Waiting for Mosul to Start, Mosul Already Started

Erbil, a city in the Kurdistan region of Iraq, feels quite normal this morning. People are out and about on the streets, traffic is moderate, and shops and cafes are open. As you walk around on the main roads, the morning and the scene seem quite ordinary. But all over town, government officials, UN agencies, international and local NGOs, and the city’s residents are anxiously looking toward mid-October. This is when Iraqi and allied military forces are expected to begin their assault on the city of Mosul, currently held by the Islamic State (also known as ISIS). No one knows precisely when the assault on Mosul will start – rumors have been flying for months. But it’s no longer a matter of if.

While anticipation of the Mosul offensive continues to build – along with concern about the consequent displacement that could overwhelm nearby areas – the reality is that Mosul’s military offensive and displacement crisis started some time ago. In June, fighting increased in the areas around the city known as the “Mosul corridor,” driving large numbers of families out of Ninewa and into other governorates to the south and east. In the past several months, more than 100,000 people have fled the areas around Qayyara and Shirqat, two towns taken by Iraqi fighting forces as part of the military approach to Mosul itself.

Local Iraqi aid groups have been assisting these internally displaced persons (IDPs) from day one with food, water, medical attention, and relief items like blankets and mattresses and stoves. When possible, international non-governmental organizations have also gotten involved in the response, but they are more restricted by security considerations than groups comprised of local staff, who are often themselves members of the affected communities. One hundred thousand IDPs is not a small number. As I have been told repeatedly during our Refugees International mission here, Mosul has started. People don’t say this only because the current military movement is part of the larger plan to push ISIS out of Mosul. Rather, it’s because the current displacement and the level of assistance needed for the IDPs are precursors to what might be the huge humanitarian crisis to come.

The current displacement and the level of assistance needed for the IDPs are precursors to what might be the huge humanitarian crisis to come.

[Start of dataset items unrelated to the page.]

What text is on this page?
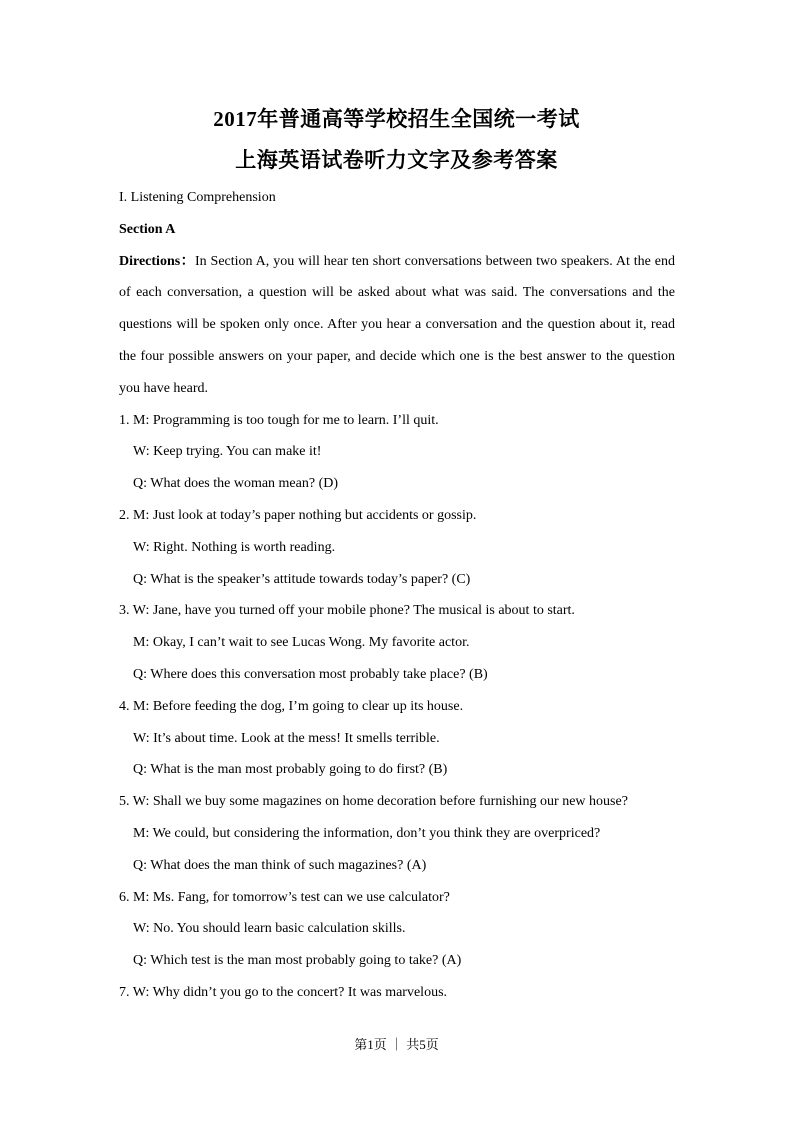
2017年普通高等学校招生全国统一考试
上海英语试卷听力文字及参考答案
I. Listening Comprehension
Section A
Directions：In Section A, you will hear ten short conversations between two speakers. At the end of each conversation, a question will be asked about what was said. The conversations and the questions will be spoken only once. After you hear a conversation and the question about it, read the four possible answers on your paper, and decide which one is the best answer to the question you have heard.
1. M: Programming is too tough for me to learn. I’ll quit.
W: Keep trying. You can make it!
Q: What does the woman mean? (D)
2. M: Just look at today’s paper nothing but accidents or gossip.
W: Right. Nothing is worth reading.
Q: What is the speaker’s attitude towards today’s paper? (C)
3. W: Jane, have you turned off your mobile phone? The musical is about to start.
M: Okay, I can’t wait to see Lucas Wong. My favorite actor.
Q: Where does this conversation most probably take place? (B)
4. M: Before feeding the dog, I’m going to clear up its house.
W: It’s about time. Look at the mess! It smells terrible.
Q: What is the man most probably going to do first? (B)
5. W: Shall we buy some magazines on home decoration before furnishing our new house?
M: We could, but considering the information, don’t you think they are overpriced?
Q: What does the man think of such magazines? (A)
6. M: Ms. Fang, for tomorrow’s test can we use calculator?
W: No. You should learn basic calculation skills.
Q: Which test is the man most probably going to take? (A)
7. W: Why didn’t you go to the concert? It was marvelous.
第1页 ｜ 共5页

Mosul has now been under ISIS control for more than two years. Humanitarian access to the city has been limited, but based on information from people who have managed to leave the city, a reasonably clear picture has emerged of what life there has been like. Minority groups have been targeted for persecution, food is often not available, women have been abused, schools have been closed, and fuel and electricity are in short supply. Medical care is practically non-existent. For humanitarians, providing basic survival items and services will be only the tip of the iceberg. A huge proportion of the people who leave are likely to be separated from their families and surviving on their own, and survivors of torture and trauma. Many children fleeing Mosul will likely not have had adequate education for the past two years. Feeding and sheltering all of those fleeing from Mosul will be a massive project, as will supporting their medical and psychosocial needs.

Minority groups have been targeted for persecution, food is often not available, women have been abused, schools have been closed, and fuel and electricity are in short supply. Medical care is practically non-existent. 

When thinking about Mosul, consider that 100,000 people have already fled surrounding areas and are presenting with these needs. Refugees International visited Salahaddin governorate last week and saw IDPs living in abandoned buildings in the center of towns. Some were living in makeshift shelters at checkpoints because a male member of the family had been delayed by security screening. Still others were trying to get by in outlying villages, where the humanitarian groups have a harder time finding people. Aid agencies – particularly the local groups – are doing an admirable job of responding to the IDPs, but they can’t reach everyone. What will happen when the current number of people displaced from in and around Mosul suddenly increases by a factor of ten? The humanitarian challenge is and will continue to be enormous, because while we were waiting for Mosul to start, Mosul started.